Besluit inwerkingtreding gewijzigd beslag- en executierecht
Het gewijzigde beslag- en executierecht, dat is opgenomen in de Wet van 3 juni 2020 tot wijziging van het Wetboek van Burgerlijke Rechtsvordering en de Faillissementswet, treedt grotendeels op 1 oktober 2020 in werking. De wet beoogt het bestaansminimum van schuldenaren te beschermen, beslag en executie efficiënter te maken en te voorkomen dat beslag en executie uitsluitend als pressiemiddel worden ingezet. Een eerdere inwerkingtredingsdatum dan 1 oktober is niet haalbaar omdat deurwaarders tijd nodig hebben om hun bedrijfsvoering aan te passen aan de gewijzigde bepalingen. De Koninklijke Beroepsorganisatie van Gerechtsdeurwaarders wil een website inrichten waarop executieveilingen zullen worden aangekondigd. Deurwaarders worden verplicht om hun veiling op deze website aan te kondigen.
Voor een aantal onderdelen is een inwerkingtreding op 1 oktober niet mogelijk. Deze onderdelen treden op 1 januari of 1 april 2021 in werking.

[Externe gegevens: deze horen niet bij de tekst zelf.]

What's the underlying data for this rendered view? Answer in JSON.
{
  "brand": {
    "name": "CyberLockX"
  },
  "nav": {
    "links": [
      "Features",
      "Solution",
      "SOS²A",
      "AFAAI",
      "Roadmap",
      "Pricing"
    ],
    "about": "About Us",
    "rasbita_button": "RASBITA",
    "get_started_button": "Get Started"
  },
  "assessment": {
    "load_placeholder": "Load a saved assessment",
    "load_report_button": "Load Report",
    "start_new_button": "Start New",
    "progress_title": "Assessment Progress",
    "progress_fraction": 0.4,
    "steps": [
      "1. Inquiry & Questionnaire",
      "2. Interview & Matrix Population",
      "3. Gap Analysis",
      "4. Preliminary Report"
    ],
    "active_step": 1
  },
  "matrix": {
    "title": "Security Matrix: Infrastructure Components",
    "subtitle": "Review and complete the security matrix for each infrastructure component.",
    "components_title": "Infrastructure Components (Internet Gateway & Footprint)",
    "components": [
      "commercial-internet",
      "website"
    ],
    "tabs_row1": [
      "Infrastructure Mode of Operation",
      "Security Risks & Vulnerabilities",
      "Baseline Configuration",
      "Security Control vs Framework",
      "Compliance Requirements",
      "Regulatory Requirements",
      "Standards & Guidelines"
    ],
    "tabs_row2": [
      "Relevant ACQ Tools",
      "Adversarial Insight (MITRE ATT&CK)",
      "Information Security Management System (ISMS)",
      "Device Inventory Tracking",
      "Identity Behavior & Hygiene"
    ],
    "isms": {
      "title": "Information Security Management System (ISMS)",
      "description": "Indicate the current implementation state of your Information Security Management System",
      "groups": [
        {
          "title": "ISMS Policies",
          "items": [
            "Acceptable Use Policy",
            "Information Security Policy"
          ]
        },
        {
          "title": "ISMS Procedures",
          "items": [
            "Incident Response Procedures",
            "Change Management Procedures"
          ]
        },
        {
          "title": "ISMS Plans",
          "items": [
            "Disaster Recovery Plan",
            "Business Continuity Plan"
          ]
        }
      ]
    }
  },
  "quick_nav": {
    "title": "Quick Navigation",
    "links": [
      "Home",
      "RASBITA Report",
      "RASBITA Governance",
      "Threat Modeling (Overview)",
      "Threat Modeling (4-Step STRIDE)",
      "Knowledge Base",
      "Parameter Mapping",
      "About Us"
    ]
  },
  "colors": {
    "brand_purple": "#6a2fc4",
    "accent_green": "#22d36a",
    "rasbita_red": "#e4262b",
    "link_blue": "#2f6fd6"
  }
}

Per 1 januari 2021 treden de bepalingen die zien op de invoering van het beslagvrije bedrag voor beslag op bankrekeningen en het opvragen van rekeninginformatie bij de bank en de bepaling die ziet op het verplicht elektronisch leggen van derdenbeslag in werking. Deze laatste bepaling wordt niet opgenomen in de Invorderingswet 1990, zodat de verplichting tot het leggen van elektronisch derdenbeslag voor de Belastingdienst niet geldt.

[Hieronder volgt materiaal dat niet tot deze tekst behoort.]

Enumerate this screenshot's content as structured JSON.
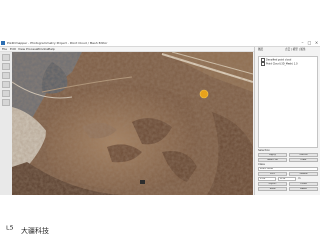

Per 1 april 2021 treden bepalingen die zien op de invoering van een administratief beslag op motorrijtuigen in werking. Door dit administratief beslag wordt de tenaamstelling geblokkeerd en kan het motorrijtuig niet op naam van een derde worden gesteld. Ook het onderdeel van de wet dat het college van burgemeesters en wethouders verantwoordelijk maakt voor het meenemen en opslaan van ontruimde zaken na een woningontruiming treedt niet eerder dan op 1 april in werking.